Im weiteren geht der Autor ausgiebig auf die Hoheitsgewalt der Staaten ein, befasst sich mit der Frage der Staatsangehörigkeit und des Fremdenrechts sowie des diplomatischen
Schutzes. Sehr interessant sind die Kapitel zum Internationalen Seerecht und zum Weltraumrecht, besonders da sie immer mehr an Bedeutung gewinnen. Kurz angesprochen werden
neben dem internationalen Umweltrecht auch internationale Wirtschaftsbeziehungen. Der Verfasser beschäftigt sich eingehend mit den Grundprinzipien zwischenstaatlicher
Beziehungen und der Kooperation und Friedenssicherung auf regionaler Ebene, letzteres in den vergangenen Jahren immer wieder ein heikles und wichtiges Thema. Besonders
herausgestellt werden die Vereinten Nationen als bedeutendste Organisation. Detailliert wird die Struktur dargelegt, die Tätigkeiten nachvollzogen. Zum generellen Überblick
wäre ein Schaubild hier wünschenswert, um die verschiedenen Organe und Sonderorganisationen in ihrem Zusammenspiel besser erfassen zu können. Auch einem der zentralen Themen
des Völkerrechts, den Menschenrechten, widmet sich ein Kapitel, angeordnet nach den Vereinten Nationen als einem ihrer Hauptziele.

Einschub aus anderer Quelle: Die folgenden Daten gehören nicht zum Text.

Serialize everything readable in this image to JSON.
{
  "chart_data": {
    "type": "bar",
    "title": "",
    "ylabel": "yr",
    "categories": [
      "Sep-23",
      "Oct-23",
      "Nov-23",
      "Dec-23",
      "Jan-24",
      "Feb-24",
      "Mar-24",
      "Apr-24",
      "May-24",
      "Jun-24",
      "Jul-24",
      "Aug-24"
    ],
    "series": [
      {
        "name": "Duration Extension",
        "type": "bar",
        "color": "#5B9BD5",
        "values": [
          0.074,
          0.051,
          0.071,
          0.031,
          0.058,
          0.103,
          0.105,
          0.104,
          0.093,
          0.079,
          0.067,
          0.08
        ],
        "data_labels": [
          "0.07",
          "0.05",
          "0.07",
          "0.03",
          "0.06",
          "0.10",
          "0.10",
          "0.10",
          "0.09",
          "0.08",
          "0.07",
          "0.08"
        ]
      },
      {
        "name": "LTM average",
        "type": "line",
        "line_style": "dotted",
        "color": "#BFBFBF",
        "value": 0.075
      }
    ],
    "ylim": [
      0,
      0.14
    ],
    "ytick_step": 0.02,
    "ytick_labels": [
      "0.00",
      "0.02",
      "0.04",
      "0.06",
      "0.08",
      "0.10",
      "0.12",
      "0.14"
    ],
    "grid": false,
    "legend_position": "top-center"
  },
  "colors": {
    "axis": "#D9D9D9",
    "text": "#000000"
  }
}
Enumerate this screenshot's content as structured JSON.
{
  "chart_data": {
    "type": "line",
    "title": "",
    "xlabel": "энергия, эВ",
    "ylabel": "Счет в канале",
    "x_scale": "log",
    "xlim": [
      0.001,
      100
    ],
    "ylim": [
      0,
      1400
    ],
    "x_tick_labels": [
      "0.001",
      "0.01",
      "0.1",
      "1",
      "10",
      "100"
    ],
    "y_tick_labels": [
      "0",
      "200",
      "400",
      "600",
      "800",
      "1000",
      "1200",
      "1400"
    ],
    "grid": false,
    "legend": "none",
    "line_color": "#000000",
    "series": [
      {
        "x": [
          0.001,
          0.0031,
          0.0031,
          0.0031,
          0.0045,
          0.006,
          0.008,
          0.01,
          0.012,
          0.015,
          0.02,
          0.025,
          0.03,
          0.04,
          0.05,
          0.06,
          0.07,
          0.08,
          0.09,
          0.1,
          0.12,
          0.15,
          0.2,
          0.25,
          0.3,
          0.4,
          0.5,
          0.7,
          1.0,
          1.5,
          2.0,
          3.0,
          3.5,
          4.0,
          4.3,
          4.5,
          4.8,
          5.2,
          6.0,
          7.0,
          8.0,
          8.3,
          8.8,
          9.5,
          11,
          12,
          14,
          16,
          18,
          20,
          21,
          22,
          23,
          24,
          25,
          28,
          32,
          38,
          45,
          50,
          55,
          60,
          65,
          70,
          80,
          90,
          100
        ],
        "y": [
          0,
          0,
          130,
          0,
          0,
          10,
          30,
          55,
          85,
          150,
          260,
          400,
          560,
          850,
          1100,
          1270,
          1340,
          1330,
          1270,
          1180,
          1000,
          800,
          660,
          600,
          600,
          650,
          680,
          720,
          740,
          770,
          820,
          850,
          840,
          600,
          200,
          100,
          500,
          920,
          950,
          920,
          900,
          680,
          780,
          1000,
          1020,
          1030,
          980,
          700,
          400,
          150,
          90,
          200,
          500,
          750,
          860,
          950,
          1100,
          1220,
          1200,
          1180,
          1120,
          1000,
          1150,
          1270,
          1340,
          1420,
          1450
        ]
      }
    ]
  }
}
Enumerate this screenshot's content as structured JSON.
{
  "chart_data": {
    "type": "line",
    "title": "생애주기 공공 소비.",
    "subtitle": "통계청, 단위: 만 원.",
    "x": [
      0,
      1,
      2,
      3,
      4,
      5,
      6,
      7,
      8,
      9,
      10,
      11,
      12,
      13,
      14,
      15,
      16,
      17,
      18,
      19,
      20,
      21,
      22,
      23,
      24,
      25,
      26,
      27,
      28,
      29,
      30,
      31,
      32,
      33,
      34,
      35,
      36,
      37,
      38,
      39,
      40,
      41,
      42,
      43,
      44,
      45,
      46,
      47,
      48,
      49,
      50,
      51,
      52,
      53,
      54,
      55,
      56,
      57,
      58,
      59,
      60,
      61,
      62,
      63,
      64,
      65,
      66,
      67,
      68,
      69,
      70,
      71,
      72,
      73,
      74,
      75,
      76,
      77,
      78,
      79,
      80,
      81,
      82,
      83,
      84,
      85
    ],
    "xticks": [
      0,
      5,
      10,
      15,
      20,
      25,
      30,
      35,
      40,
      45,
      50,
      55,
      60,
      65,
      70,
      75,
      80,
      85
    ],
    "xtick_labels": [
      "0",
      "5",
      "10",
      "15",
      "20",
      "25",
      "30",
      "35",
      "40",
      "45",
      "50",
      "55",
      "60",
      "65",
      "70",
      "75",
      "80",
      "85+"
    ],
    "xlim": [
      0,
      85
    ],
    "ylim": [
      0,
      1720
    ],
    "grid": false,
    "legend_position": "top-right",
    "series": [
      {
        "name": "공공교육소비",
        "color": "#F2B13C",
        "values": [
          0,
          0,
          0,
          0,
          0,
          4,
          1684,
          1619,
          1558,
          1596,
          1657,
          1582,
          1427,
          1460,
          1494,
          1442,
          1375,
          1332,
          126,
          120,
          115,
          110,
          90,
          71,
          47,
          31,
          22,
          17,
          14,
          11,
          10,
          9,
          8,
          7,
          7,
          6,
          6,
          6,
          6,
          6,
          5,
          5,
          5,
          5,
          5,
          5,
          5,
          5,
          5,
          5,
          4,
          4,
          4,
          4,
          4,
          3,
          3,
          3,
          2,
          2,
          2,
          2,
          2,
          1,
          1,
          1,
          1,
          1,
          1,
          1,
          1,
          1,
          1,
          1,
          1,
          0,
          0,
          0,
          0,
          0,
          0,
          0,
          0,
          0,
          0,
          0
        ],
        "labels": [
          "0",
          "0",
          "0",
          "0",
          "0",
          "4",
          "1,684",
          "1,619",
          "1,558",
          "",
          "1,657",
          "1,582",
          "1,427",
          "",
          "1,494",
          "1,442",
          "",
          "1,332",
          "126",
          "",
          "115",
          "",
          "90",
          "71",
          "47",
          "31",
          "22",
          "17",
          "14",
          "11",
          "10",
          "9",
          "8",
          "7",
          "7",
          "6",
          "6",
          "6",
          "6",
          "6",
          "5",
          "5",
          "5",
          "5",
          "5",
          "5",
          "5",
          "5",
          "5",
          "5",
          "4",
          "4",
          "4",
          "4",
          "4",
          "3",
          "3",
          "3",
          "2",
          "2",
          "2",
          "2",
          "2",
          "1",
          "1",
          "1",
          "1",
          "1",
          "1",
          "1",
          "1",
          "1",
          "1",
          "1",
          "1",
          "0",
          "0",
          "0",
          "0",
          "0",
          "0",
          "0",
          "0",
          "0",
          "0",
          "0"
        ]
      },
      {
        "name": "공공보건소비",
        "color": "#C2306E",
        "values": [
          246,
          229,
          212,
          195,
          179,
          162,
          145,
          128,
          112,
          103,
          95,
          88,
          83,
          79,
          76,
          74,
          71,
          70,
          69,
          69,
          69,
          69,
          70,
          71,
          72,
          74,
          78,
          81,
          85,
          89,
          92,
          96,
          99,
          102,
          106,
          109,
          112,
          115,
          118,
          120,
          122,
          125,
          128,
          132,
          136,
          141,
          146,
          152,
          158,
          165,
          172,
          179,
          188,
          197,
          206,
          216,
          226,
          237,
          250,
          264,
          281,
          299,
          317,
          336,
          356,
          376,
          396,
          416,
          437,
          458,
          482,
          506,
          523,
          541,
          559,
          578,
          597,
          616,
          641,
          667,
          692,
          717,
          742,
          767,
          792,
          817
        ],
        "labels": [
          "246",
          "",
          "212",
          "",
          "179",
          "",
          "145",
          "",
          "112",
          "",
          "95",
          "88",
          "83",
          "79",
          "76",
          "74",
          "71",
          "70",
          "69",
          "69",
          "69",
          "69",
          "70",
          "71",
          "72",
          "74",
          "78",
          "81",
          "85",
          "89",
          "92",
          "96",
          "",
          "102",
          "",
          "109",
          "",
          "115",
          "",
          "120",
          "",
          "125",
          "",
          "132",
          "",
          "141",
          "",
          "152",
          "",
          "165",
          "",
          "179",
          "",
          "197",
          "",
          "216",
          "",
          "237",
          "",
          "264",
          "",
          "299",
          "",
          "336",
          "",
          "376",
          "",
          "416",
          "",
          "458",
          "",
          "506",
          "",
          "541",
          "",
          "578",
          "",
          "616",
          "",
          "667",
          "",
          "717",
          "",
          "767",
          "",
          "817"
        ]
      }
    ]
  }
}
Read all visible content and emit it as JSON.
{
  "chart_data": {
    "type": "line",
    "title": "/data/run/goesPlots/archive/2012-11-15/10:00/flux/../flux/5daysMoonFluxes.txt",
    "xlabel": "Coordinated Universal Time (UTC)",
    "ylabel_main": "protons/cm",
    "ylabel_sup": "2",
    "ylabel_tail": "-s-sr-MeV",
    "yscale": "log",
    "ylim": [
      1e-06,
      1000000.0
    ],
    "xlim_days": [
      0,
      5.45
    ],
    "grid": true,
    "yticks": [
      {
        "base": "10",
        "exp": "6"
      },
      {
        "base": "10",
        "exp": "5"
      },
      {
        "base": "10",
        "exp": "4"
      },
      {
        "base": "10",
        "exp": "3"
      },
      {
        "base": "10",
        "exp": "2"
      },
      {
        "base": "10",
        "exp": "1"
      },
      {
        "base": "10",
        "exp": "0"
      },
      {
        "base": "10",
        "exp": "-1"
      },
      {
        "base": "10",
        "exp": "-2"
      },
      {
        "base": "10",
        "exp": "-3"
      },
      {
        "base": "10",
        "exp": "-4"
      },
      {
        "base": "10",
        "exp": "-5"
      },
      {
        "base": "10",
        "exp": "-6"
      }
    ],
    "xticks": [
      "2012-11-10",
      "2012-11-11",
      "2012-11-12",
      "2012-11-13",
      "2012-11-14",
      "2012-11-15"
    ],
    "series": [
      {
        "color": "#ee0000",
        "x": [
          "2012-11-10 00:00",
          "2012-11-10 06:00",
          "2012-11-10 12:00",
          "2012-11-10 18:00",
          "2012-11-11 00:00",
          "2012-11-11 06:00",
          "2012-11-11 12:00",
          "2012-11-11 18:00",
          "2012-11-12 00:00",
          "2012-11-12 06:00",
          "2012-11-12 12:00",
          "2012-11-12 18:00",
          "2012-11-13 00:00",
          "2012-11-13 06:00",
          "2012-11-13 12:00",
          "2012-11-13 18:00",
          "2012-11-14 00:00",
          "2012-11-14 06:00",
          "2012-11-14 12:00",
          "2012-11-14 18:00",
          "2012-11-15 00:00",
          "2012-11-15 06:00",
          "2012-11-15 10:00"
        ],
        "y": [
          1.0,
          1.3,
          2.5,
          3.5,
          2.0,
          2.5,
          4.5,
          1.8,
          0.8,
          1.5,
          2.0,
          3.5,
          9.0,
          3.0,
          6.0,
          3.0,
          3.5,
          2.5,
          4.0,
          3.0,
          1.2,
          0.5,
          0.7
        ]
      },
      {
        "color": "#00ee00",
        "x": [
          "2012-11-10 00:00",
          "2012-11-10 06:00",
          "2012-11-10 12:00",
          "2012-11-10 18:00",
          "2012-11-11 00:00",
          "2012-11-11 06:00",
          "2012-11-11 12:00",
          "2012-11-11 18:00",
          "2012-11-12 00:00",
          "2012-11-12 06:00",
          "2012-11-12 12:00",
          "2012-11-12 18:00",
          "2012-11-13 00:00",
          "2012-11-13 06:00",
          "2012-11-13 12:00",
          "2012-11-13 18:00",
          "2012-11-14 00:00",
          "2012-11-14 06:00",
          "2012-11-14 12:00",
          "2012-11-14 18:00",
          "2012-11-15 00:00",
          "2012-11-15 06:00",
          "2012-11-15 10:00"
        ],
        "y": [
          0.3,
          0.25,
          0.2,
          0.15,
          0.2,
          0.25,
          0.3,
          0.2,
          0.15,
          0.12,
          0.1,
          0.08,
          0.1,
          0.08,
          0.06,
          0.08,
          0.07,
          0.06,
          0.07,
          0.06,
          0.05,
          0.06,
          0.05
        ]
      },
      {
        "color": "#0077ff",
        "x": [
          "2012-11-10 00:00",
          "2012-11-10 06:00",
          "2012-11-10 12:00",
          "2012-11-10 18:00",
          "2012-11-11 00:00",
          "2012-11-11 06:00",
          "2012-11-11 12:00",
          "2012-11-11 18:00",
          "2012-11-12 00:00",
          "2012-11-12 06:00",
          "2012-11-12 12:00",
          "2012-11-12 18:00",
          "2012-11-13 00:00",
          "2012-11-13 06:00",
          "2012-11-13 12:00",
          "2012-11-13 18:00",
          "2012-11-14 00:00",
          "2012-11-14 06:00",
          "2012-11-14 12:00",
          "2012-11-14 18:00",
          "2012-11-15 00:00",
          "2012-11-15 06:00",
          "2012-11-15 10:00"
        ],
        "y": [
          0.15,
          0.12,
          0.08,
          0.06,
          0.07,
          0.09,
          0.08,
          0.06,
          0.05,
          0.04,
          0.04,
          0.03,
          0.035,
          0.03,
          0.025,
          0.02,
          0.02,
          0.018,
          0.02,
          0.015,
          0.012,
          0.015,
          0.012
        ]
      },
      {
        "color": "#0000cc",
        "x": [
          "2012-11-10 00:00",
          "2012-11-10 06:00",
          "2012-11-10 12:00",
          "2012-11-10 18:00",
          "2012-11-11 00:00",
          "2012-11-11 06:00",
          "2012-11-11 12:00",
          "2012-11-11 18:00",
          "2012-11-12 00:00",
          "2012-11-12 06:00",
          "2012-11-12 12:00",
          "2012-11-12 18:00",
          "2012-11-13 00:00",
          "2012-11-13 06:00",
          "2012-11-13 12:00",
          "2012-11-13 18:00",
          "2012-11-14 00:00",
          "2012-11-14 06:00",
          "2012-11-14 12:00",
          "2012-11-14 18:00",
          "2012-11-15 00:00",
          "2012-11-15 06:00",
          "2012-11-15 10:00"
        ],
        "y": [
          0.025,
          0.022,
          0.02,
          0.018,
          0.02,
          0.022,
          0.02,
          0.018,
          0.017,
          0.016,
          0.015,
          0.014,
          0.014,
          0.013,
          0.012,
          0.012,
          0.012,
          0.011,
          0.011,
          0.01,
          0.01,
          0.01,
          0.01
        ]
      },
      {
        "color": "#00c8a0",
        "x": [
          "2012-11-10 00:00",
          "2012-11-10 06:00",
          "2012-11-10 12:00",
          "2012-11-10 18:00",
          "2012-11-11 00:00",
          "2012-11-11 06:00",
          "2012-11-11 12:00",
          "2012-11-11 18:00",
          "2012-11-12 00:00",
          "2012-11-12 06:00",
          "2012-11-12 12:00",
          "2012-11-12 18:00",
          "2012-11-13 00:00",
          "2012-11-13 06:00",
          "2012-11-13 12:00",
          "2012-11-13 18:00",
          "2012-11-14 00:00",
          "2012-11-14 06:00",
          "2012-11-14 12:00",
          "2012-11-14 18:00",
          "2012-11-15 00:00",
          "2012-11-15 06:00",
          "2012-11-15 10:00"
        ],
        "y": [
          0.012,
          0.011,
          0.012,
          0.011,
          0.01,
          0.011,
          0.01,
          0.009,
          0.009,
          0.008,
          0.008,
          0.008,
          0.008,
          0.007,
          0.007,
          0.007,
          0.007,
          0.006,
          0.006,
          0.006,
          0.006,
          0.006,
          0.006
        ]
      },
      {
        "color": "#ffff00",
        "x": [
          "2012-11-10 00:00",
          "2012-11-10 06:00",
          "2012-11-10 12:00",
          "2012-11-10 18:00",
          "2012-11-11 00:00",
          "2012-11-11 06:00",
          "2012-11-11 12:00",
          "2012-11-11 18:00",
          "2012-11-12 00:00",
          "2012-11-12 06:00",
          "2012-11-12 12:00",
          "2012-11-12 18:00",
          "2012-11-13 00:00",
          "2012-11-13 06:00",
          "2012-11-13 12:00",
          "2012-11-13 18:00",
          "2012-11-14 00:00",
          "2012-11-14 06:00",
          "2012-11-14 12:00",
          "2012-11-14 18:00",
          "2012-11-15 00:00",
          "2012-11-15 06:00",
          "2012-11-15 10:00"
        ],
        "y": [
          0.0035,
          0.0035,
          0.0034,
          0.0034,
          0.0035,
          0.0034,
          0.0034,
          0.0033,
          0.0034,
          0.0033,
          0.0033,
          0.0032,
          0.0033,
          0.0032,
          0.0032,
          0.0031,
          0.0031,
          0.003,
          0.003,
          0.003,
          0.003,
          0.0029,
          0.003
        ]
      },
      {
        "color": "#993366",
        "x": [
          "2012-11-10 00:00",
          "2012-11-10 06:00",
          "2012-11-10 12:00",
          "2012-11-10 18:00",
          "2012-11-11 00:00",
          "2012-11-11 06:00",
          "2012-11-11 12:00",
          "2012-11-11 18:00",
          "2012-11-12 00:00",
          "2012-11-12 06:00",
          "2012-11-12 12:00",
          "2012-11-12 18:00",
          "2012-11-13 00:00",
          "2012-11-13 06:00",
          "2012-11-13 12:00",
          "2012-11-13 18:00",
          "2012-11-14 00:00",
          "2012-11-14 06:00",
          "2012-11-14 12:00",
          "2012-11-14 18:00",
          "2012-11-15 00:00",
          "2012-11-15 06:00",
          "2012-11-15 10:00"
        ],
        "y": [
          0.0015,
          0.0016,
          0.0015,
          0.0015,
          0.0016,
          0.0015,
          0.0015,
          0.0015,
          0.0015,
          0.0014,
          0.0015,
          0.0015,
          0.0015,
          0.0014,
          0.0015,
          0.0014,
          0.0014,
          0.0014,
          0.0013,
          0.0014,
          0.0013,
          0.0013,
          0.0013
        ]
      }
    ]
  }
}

Völkerrecht als eine Wahlfachgruppe ist nicht Pflichtstoff der Examina. Im Rahmen der „Grundrisse des Rechts“ wurde vor wenigen Jahren begonnen, sich auch auf
diese Rand- bzw. Spezialgebiete zu konzentrieren. Sofern möglich wurde hierbei die generelle Konzeption der Reihe beibehalten. Das Werk ist gut verständlich geschrieben und
aufgebaut. Der Autor erläutert wichtige Sachverhalte und Verträge ausführlich. Jedoch handelt es sich hier weniger um ein Lern- denn ein Lehrbuch. Nur sehr wenige
Heraushebungen bei Definitionen und wenige Beispiele machen das Werk sehr theoretisch. Auch könnten einige Sachverhalte in Übersichten und Schaubildern vermittelt werden.
Hervorzuheben ist allerdings die zahlreiche Literatur, die ein wissenschaftliches Arbeiten ermöglicht und fördert, wenngleich es zunächst verwundert, die Nachweise am Ende
der Abschnitte zu finden. Auch das umfangreiche Stichwortverzeichnis unterstützt die gute Benutzbarkeit.
Gesamteindruck:
Das Buch zeichnet sich durch seine Strukturiertheit aus. Trotz mangelnder Beispielsfälle und Übersichten lässt sich mit dem Buch gut arbeiten. Es kann daher guten Gewissens
empfohlen werden zur Erarbeitung des Stoffs.